Kemiskinan perkotaan adalah problem ketidakmampuan manajemen perkotaan mengatasi masalah sosial. Penanganan masalah ini butuh waktu panjang, komitmen yang kuat, dan bisa jadi hasilnya tidak semegah membangun stadion olah raga, bandara atau jalan tol. Saya tidak tahu, apakah ada pemerintah daerah di Indonesia yang menetapkan penanganan masalah sosial sebagai priotas utama dibandingkan pembangunan infrastruktur? Kalau dilihat dari alokasi anggaran, tidak satupun daerah di Indonesia yang menetapkan penanganan masalah sosial sebagai prioritas.
DKI
Jakarta, APBD 2023 difokuskan pada tiga program prioritas dengan alokasi
sebesar 41,27 persen APBD melalui belanja dan penyertaan modal daerah, yaitu
pengendalian banjir, penanganan kemacetan dan antisipasi dampak penurunan
pertumbuhan ekonomi.
Pada
program ke-3, memang terselip program bantuan keuangan untuk lansia,
disabilitas, pendidikan dan anak jalanan. Cukup menggembirakan, namun jumlahnya
kecil dan merupakan bantuan langsung tunai, bukan sesuatu yang struktural dan
meminimalisir jumlah orang miskin di perkotaan.
Kesimpulan
saya ini pasti ditentang keras para birokrat. Prioritas utama Jakarta adalah
banjir dan kemacetan lalu lintas, baru penanggulangan dampak ekonomi. Saya
setuju, namun dengan angka APBD sebesar Rp 83,7 trilyun, Pemda DKI memiliki
kemampuan untuk pemberdayaan sektor UMKM dan rumah murah. Ditambah dengan upaya
kreatif memberdayakan swasta untuk menggelontorkan dana CSR kepada hal yang
bersifat substansial bagi pengentasan kemiskinan. 
Berapa
jumlah orang miskin di Jakarta? Tidak ada angka statistik yang jelas. Angka
resmi pemerintah dipastikan tidak valid. Jumlah warga yang tinggal di kolong
jembatan tol, pinggir rel kereta api, bantaran sungai dan di belakangan
gedung-gedung bertingkat dipastikan ratusan ribu jiwa. Silahkan anda cek di
kolong jembatan tol rawa bebek exit tol Sunda Kelapa, kolong tol tongkol dan
Krapu, Pejagalan, pinggir rel Kampung Dao Mangga Dua, Tanah Merah dan ratusan slums area di Jakarta. 
Sulit
bagi mereka untuk keluar dari jebakan kemiskinan struktural dan kultural.

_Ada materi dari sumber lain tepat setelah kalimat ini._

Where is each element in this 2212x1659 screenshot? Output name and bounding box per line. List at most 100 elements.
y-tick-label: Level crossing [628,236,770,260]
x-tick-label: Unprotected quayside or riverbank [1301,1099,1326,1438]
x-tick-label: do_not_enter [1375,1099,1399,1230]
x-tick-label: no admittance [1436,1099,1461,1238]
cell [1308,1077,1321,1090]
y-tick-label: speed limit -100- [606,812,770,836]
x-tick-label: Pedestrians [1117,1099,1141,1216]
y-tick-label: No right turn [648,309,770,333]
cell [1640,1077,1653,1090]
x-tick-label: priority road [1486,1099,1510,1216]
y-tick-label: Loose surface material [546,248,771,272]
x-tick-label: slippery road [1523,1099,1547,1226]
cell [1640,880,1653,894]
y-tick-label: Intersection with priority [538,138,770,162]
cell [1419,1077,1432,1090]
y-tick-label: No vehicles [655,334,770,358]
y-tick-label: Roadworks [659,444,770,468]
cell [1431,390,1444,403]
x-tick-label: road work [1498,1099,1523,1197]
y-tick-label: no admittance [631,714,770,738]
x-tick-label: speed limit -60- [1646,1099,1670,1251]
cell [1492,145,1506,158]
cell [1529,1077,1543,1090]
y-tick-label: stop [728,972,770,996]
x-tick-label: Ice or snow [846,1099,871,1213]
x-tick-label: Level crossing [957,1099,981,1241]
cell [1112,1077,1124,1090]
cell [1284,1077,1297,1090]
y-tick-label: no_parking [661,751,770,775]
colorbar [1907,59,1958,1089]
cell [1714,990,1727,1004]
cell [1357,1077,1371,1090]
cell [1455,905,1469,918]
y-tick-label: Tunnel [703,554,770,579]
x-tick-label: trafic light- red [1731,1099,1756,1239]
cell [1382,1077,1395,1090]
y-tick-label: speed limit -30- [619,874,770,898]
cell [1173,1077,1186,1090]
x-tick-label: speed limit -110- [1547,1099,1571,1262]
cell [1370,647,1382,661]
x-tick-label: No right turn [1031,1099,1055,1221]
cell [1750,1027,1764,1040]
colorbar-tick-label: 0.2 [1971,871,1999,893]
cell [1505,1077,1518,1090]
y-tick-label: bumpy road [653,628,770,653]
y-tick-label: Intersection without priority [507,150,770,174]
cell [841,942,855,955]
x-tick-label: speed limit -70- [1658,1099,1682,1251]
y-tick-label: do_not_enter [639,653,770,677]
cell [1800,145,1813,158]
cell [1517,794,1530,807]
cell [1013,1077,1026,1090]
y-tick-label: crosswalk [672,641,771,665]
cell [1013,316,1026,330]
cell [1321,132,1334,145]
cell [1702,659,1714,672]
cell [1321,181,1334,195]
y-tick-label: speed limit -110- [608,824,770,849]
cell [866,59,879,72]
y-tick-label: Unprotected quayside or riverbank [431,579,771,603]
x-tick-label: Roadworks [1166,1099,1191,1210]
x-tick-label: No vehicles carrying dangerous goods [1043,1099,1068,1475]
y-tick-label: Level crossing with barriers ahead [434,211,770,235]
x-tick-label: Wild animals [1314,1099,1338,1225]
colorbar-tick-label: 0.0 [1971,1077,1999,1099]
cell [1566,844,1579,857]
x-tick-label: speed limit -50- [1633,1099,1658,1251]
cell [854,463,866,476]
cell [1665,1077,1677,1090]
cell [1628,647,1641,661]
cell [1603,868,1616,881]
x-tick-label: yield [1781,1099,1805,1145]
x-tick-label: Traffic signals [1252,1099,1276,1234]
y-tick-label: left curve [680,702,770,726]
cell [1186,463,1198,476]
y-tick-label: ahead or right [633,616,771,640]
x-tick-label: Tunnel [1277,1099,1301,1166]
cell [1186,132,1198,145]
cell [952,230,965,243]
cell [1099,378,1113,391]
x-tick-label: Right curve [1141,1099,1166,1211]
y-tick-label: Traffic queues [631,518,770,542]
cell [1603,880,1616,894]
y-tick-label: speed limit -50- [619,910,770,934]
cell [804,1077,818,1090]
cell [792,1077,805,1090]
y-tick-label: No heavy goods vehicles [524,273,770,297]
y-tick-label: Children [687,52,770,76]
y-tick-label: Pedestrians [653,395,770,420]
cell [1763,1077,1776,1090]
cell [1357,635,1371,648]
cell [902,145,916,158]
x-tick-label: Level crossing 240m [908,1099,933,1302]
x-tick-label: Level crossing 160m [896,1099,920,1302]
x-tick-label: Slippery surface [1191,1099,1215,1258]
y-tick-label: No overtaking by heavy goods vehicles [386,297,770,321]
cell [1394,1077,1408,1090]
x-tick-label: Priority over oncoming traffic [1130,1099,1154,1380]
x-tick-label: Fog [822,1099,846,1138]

Sebagian dari mereka adalah generasi kedua dan ketiga. Ironisnya banyak yang
tidak memiliki dokumen kependudukan sehingga tidak bisa masuk sekolah atau
mendapatkan fasilitas kesehatan (BPJS) atau rumah murah. Inilah yang saya
maksud sebagai kemiskinan struktural.
Tidak
mudah untuk mengajak mereka untuk keluar dari gurita kemiskinan. Banyak dari
orang dewasa yang fatalistik. Dunia begitu buram. Tidak ada masa depan. Dunia
penuh ketidakadilan dan mereka menilai dirinya sebagai komunitas lemah yang
selalu diinjak. Kemiskinan secara kultural seperti ini kerap diwariskan ke
anak-anak dalam bentuk larangan untuk bersekolah karena toh nantinya cuma jadi pemulung, pengamen, pengemis, tukang parkir,
PSK, atau penjahat kelas teri. 
Kehidupan
di slums area adalah kehidupan yang eksploitatif. Model kehidupan seperti ini
paling disukai oleh rentenir dan preman. Warga butuh uang cepat, tapi tidak
punya akses ke bank atau koperasi. Lembaga seperti Kelurahan, RW, RT tidak bisa
masuk mereka karena mereka kategori penduduk liar yang bisa jadi nomaden dari
satu kolong jembatan ke kolong jembatan lainnya. Dalam kondisi minim proteksi
sosial inilah premanisme menggurita. Satu petak gubuk 3 x 3 m2 disewakan preman
Rp 300.000/ bulan. Biaya MCK lain lagi. Makin padat sebuah kawasan. Makin
senanglah pemilik bisnis MCK. The poor
pay moore. Akibatnya mereka buang hajat sembarang. Penyakit pun menular
semakin liar. 
Fokus
perhatian saya adalah bagaimana menyelamatkan nasib anak-anak. Sejak kecil
diberdayakan sebagai pemulung dan pengamen, sementara orang tua duduk di rumah
menunggu setoran. Human trafficking merajalela
dalam bentuk penyewaan anak, penjualan anak di bawah umur oleh orang dewasa
atau teman. Jangan salah, saya pernah meilihat seorang anak remaja perempuan di
Jembatan Tiga Jakarta Utara menjual kawannya sendiri. 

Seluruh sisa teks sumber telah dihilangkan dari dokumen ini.